Please see the entry for "Henry D. L. Webster" for further details about the text: Henry D. L. Webster
The years creep slowly by, Lorena,
The snow is on the grass again.
The sun's low down the sky, Lorena,
The frost gleams where the flow'rs have been.
But the heart throbs on as warmly now,
As when the summer days were nigh.
Oh, the sun can never dip so low
A-down affection's cloudless sky.
A hundred months have passed, Lorena,
Since last I held that hand in mine,
And felt the pulse beat fast, Lorena,
Though mine beat faster far than thine.
A hundred months, 'twas flowery May,
When up the hilly slope we climbed,
To watch the dying of the day,
And hear the distant church bells chime.
We loved each other then, Lorena,
More than we ever dared to tell;
And what we might have been, Lorena,
Had but our lovings prospered well --
But then, 'tis past, the years are gone,
I'll not call up their shadowy forms;
I'll say to them, "Lost years, sleep on!
Sleep on! nor heed life's pelting storms."

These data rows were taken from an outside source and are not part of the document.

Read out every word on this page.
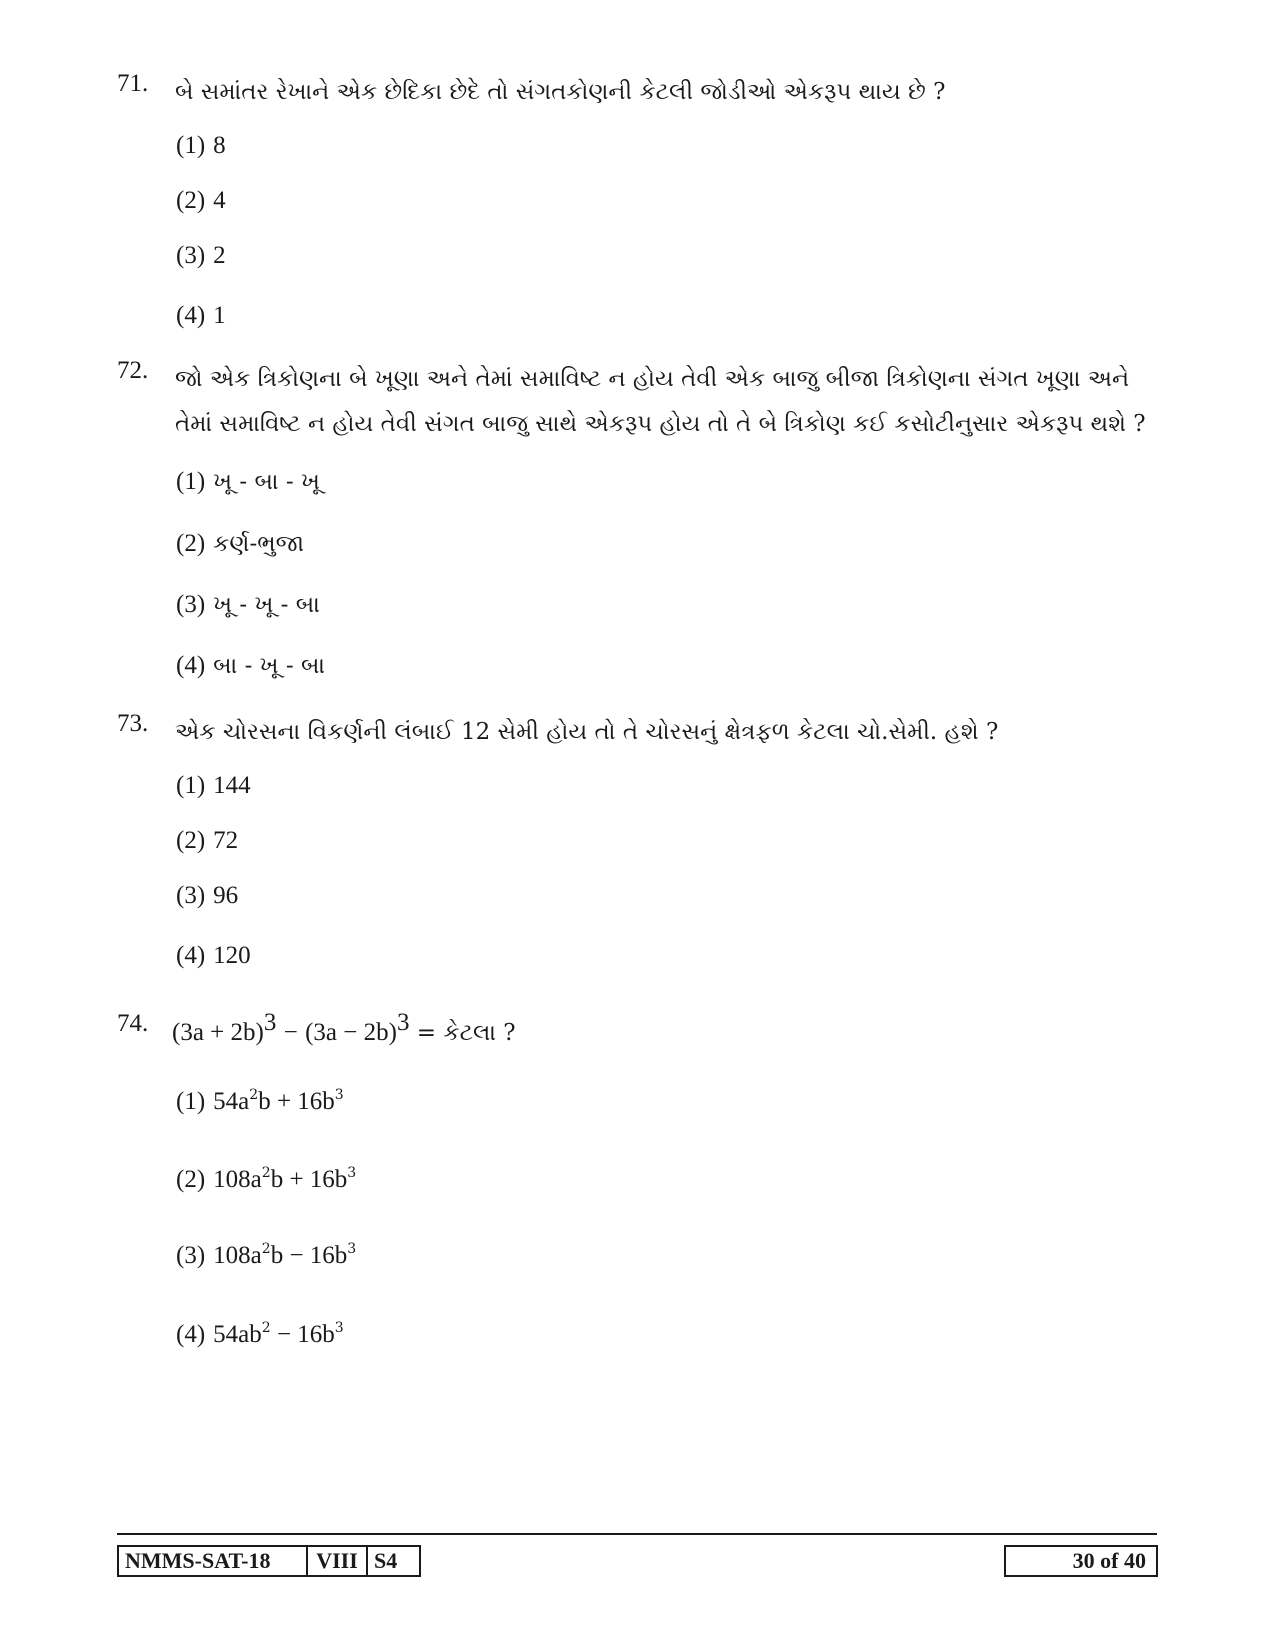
71. બે સમાંતર રેખાને એક છેદિકા છેદે તો સંગતકોણની કેટલી જોડીઓ એકરૂપ થાય છે ?
(1) 8
(2) 4
(3) 2
(4) 1
72. જો એક ત્રિકોણના બે ખૂણા અને તેમાં સમાવિષ્ટ ન હોય તેવી એક બાજુ બીજા ત્રિકોણના સંગત ખૂણા અને
તેમાં સમાવિષ્ટ ન હોય તેવી સંગત બાજુ સાથે એકરૂપ હોય તો તે બે ત્રિકોણ કઈ કસોટીનુસાર એકરૂપ થશે ?
(1) ખૂ - બા - ખૂ
(2) કર્ણ-ભુજા
(3) ખૂ - ખૂ - બા
(4) બા - ખૂ - બા
73. એક ચોરસના વિકર્ણની લંબાઈ 12 સેમી હોય તો તે ચોરસનું ક્ષેત્રફળ કેટલા ચો.સેમી. હશે ?
(1) 144
(2) 72
(3) 96
(4) 120
74. $(3a + 2b)^3 - (3a - 2b)^3$ = કેટલા ?
(1) $54a^2b + 16b^3$
(2) $108a^2b + 16b^3$
(3) $108a^2b - 16b^3$
(4) $54ab^2 - 16b^3$
NMMS-SAT-18	VIII S4	30 of 40
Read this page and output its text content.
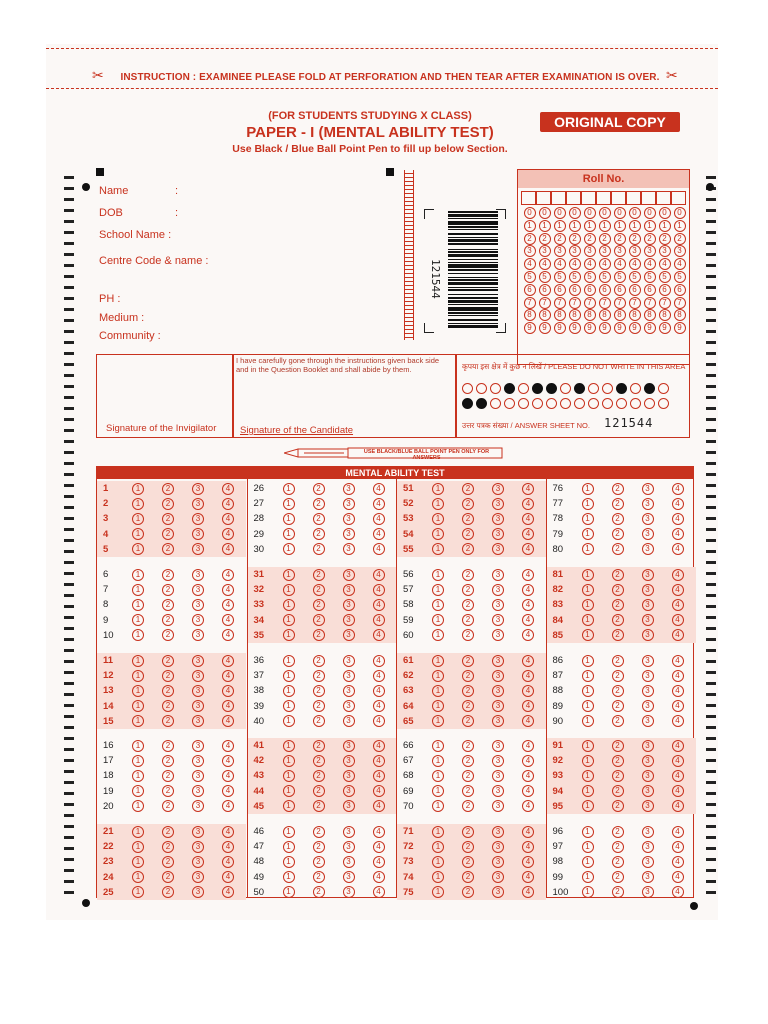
✂	✂
INSTRUCTION : EXAMINEE PLEASE FOLD AT PERFORATION AND THEN TEAR AFTER EXAMINATION IS OVER.
(FOR STUDENTS STUDYING X CLASS)
PAPER - I (MENTAL ABILITY TEST)
Use Black / Blue Ball Point Pen to fill up below Section.
ORIGINAL COPY
Name	:
DOB	:
School Name :
Centre Code & name :
PH :
Medium :
Community :
121544
Roll No.
0	0	0	0	0	0	0	0	0	0	0
1	1	1	1	1	1	1	1	1	1	1
2	2	2	2	2	2	2	2	2	2	2
3	3	3	3	3	3	3	3	3	3	3
4	4	4	4	4	4	4	4	4	4	4
5	5	5	5	5	5	5	5	5	5	5
6	6	6	6	6	6	6	6	6	6	6
7	7	7	7	7	7	7	7	7	7	7
8	8	8	8	8	8	8	8	8	8	8
9	9	9	9	9	9	9	9	9	9	9
Signature of the Invigilator
I have carefully gone through the instructions given back side and in the Question Booklet and shall abide by them.
Signature of the Candidate
कृपया इस क्षेत्र में कुछ न लिखें / PLEASE DO NOT WRITE IN THIS AREA
उत्तर पत्रक संख्या / ANSWER SHEET NO. 121544
USE BLACK/BLUE BALL POINT PEN ONLY FOR ANSWERS
MENTAL ABILITY TEST
1	1	2	3	4
2	1	2	3	4
3	1	2	3	4
4	1	2	3	4
5	1	2	3	4
6	1	2	3	4
7	1	2	3	4
8	1	2	3	4
9	1	2	3	4
10	1	2	3	4
11	1	2	3	4
12	1	2	3	4
13	1	2	3	4
14	1	2	3	4
15	1	2	3	4
16	1	2	3	4
17	1	2	3	4
18	1	2	3	4
19	1	2	3	4
20	1	2	3	4
21	1	2	3	4
22	1	2	3	4
23	1	2	3	4
24	1	2	3	4
25	1	2	3	4
26	1	2	3	4
27	1	2	3	4
28	1	2	3	4
29	1	2	3	4
30	1	2	3	4
31	1	2	3	4
32	1	2	3	4
33	1	2	3	4
34	1	2	3	4
35	1	2	3	4
36	1	2	3	4
37	1	2	3	4
38	1	2	3	4
39	1	2	3	4
40	1	2	3	4
41	1	2	3	4
42	1	2	3	4
43	1	2	3	4
44	1	2	3	4
45	1	2	3	4
46	1	2	3	4
47	1	2	3	4
48	1	2	3	4
49	1	2	3	4
50	1	2	3	4
51	1	2	3	4
52	1	2	3	4
53	1	2	3	4
54	1	2	3	4
55	1	2	3	4
56	1	2	3	4
57	1	2	3	4
58	1	2	3	4
59	1	2	3	4
60	1	2	3	4
61	1	2	3	4
62	1	2	3	4
63	1	2	3	4
64	1	2	3	4
65	1	2	3	4
66	1	2	3	4
67	1	2	3	4
68	1	2	3	4
69	1	2	3	4
70	1	2	3	4
71	1	2	3	4
72	1	2	3	4
73	1	2	3	4
74	1	2	3	4
75	1	2	3	4
76	1	2	3	4
77	1	2	3	4
78	1	2	3	4
79	1	2	3	4
80	1	2	3	4
81	1	2	3	4
82	1	2	3	4
83	1	2	3	4
84	1	2	3	4
85	1	2	3	4
86	1	2	3	4
87	1	2	3	4
88	1	2	3	4
89	1	2	3	4
90	1	2	3	4
91	1	2	3	4
92	1	2	3	4
93	1	2	3	4
94	1	2	3	4
95	1	2	3	4
96	1	2	3	4
97	1	2	3	4
98	1	2	3	4
99	1	2	3	4
100	1	2	3	4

The story of that past, Lorena,
Alas! I care not to repeat,
The hopes that could not last, Lorena,
They lived, but only lived to cheat.
I would not cause e'en one regret
To rankle in your bosom now;
For "if we try we may forget,"
Were words of thine long years ago.
Yes, these were words of thine, Lorena,
They burn within my memory yet;
They touched some tender chords, Lorena,
Which thrill and tremble with regret.
'Twas not thy woman's heart that spoke;
Thy heart was always true to me:
A duty, stern and pressing, broke
The tie which linked my soul with thee.
It matters little now, Lorena,
The past is in the eternal past;
Our heads will soon lie low, Lorena,
Life's tide is ebbing out so fast.
There is a Future! O, thank God!
Of life this is so small a part!
'Tis dust to dust beneath the sod;
But there, up there, 'tis heart to heart.